The funny thing to me about the Bob Knight phenomenon is that both sides - his most rabid supporters and his most vitrolic critics - were always guilty of the exact same thing with Knight: Their constant attempts to impose their own personal thoughts or feelings or desires onto Knight, expecting him to attain them. I can recall Al McGuire, a big Knight supporter, telling Knight that he needed to change this or change that in terms of his personality. I’ve read numerous articles by Knight’s critics that read something like “If Knight would only do X, Y, and Z, then everyone would love him, blah blah blah”.
Not surprisingly, the few career epitaths that I’ve read so far have gone at things in this manner, with both Pat Forde and Gary Parrish opining that Knight’s decision to walk away was yet another hypocritical act in Knight’s (in their eyes) hypocritical career.
I find this line of thought to be rather fascinating. According to Forde and Parrish, it’s hypocritical to walk away from a job that you feel you can’t do anymore, rather than fake it just so you can keep up appearances? That’s some real sound logic right there, Vern. Actually, come to think of it, that might explain some of the columns that these two yahoos have written over the years.
How someone like Pat Forde, who’s a pretty observant and insightful guy most of the time, could miss the central point of this whole exercise is a bit surprising. Knight behaved the way that he did for a variety of reasons, and some of that behavior was shockingly wrongheaded. Gary Parrish even went far enough to give us some silly tearjerker of a story about how bad a man Knight could be…(I won’t ruin the surprise for you. Go ahead and read it. Bring Kleenex.) But anyway, yes. Knight made lots of mistakes. He had bad run-ins with some people. I’m certain that every person who’s commented on Knight has had bad run-ins with people during their career. I’m also certain that Knight’s GOOD run-ins with people, which we only hear about from certain sources, were just as numerous as his bad run-ins, if not moreso.

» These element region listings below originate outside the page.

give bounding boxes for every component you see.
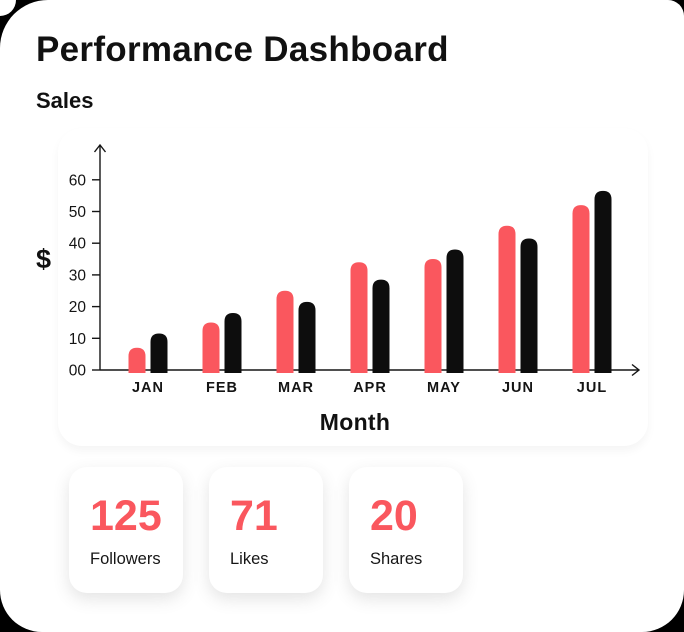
stat-card-shares: 20 Shares <box>345 467 463 599</box>
y-tick-label: 10 <box>69 331 87 348</box>
x-tick-label: JAN <box>132 380 164 396</box>
bar-series-black-jun <box>520 238 538 373</box>
x-tick-label: MAR <box>278 380 314 396</box>
y-axis-label: $ <box>36 244 52 274</box>
bar-series-black-feb <box>224 312 242 373</box>
shares-label: Shares <box>370 550 423 568</box>
stat-card-likes: 71 Likes <box>205 467 323 599</box>
followers-label: Followers <box>90 550 161 568</box>
likes-label: Likes <box>230 550 269 568</box>
shares-count: 20 <box>370 492 418 540</box>
x-tick-label: MAY <box>427 380 461 396</box>
x-axis-arrow-icon <box>631 363 641 377</box>
bar-series-pink-feb <box>202 322 220 373</box>
y-tick-label: 40 <box>69 236 87 253</box>
bar-series-black-jan <box>150 333 168 373</box>
x-tick-label: APR <box>353 380 387 396</box>
bar-series-black-may <box>446 249 464 373</box>
x-tick-label: JUN <box>502 380 534 396</box>
bar-series-pink-jan <box>128 347 146 373</box>
y-tick-label: 30 <box>69 267 87 284</box>
followers-count: 125 <box>90 492 162 540</box>
chart-title: Sales <box>36 88 94 113</box>
x-tick-label: JUL <box>577 380 607 396</box>
bar-series-pink-mar <box>276 290 294 373</box>
bar-series-pink-jul <box>572 205 590 373</box>
y-axis-arrow-icon <box>93 143 107 153</box>
y-tick-label: 00 <box>69 363 87 380</box>
page-title: Performance Dashboard <box>36 30 449 69</box>
likes-count: 71 <box>230 492 278 540</box>
bar-series-black-apr <box>372 279 390 373</box>
bar-series-pink-apr <box>350 262 368 373</box>
y-tick-label: 50 <box>69 204 87 221</box>
x-tick-label: FEB <box>206 380 238 396</box>
stats-row: 125 Followers 71 Likes 20 Shares <box>65 467 463 599</box>
bar-chart-canvas: 00 10 20 30 40 50 60 JAN FEB MAR APR MAY JUN JUL <box>69 143 641 396</box>
bar-series-black-jul <box>594 190 612 373</box>
bar-series-pink-may <box>424 259 442 373</box>
x-axis-label: Month <box>319 409 391 435</box>
bar-series-pink-jun <box>498 225 516 373</box>
stat-card-followers: 125 Followers <box>65 467 183 599</box>
y-tick-label: 60 <box>69 172 87 189</box>
y-tick-label: 20 <box>69 299 87 316</box>
bar-series-black-mar <box>298 301 316 373</box>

(By the way, for the exact opposite of the Parrish story, check out this Deadspin anecdote. This was a man that was far more complex than people give him credit for.)
So Knight had his reasons for behavior. The behaviour was neither all bad nor all good. But I sincerely doubt that Knight’s reasons for doing anything were rooted in a desire to have the media (or the public) perceive him in a certain manner. Forde and Parrish both spill a lot of ink trying to sound wistful about “what might have been”, and how Knight’s retirement should’ve been celebrated more, if only he hadn’t been such an asshole. But who’s dream is that? Does Knight even want to be celebrated in that way? Did he ever?
Why must people, particularly media people, continue using this bizarre philosophy that everybody wants the same thing?
I don’t think Knight wanted a victory lap. I don’t think he wanted a parade “from East Chicago to Vevay”, as Forde put it. At 67 years of age and 902 victories, I think he was just worn out. Sure, he’ll say he resigned to help ease the transition to his son as a head coach, but in reality, Knight was out of gas. It was obvious when he had to leave the Centenary game earlier this year that there was nothing left in the tank. Rather than go through the motions, he walked away. Many people can respect that…and if a few self-righteous pricks in the media can’t, then so what?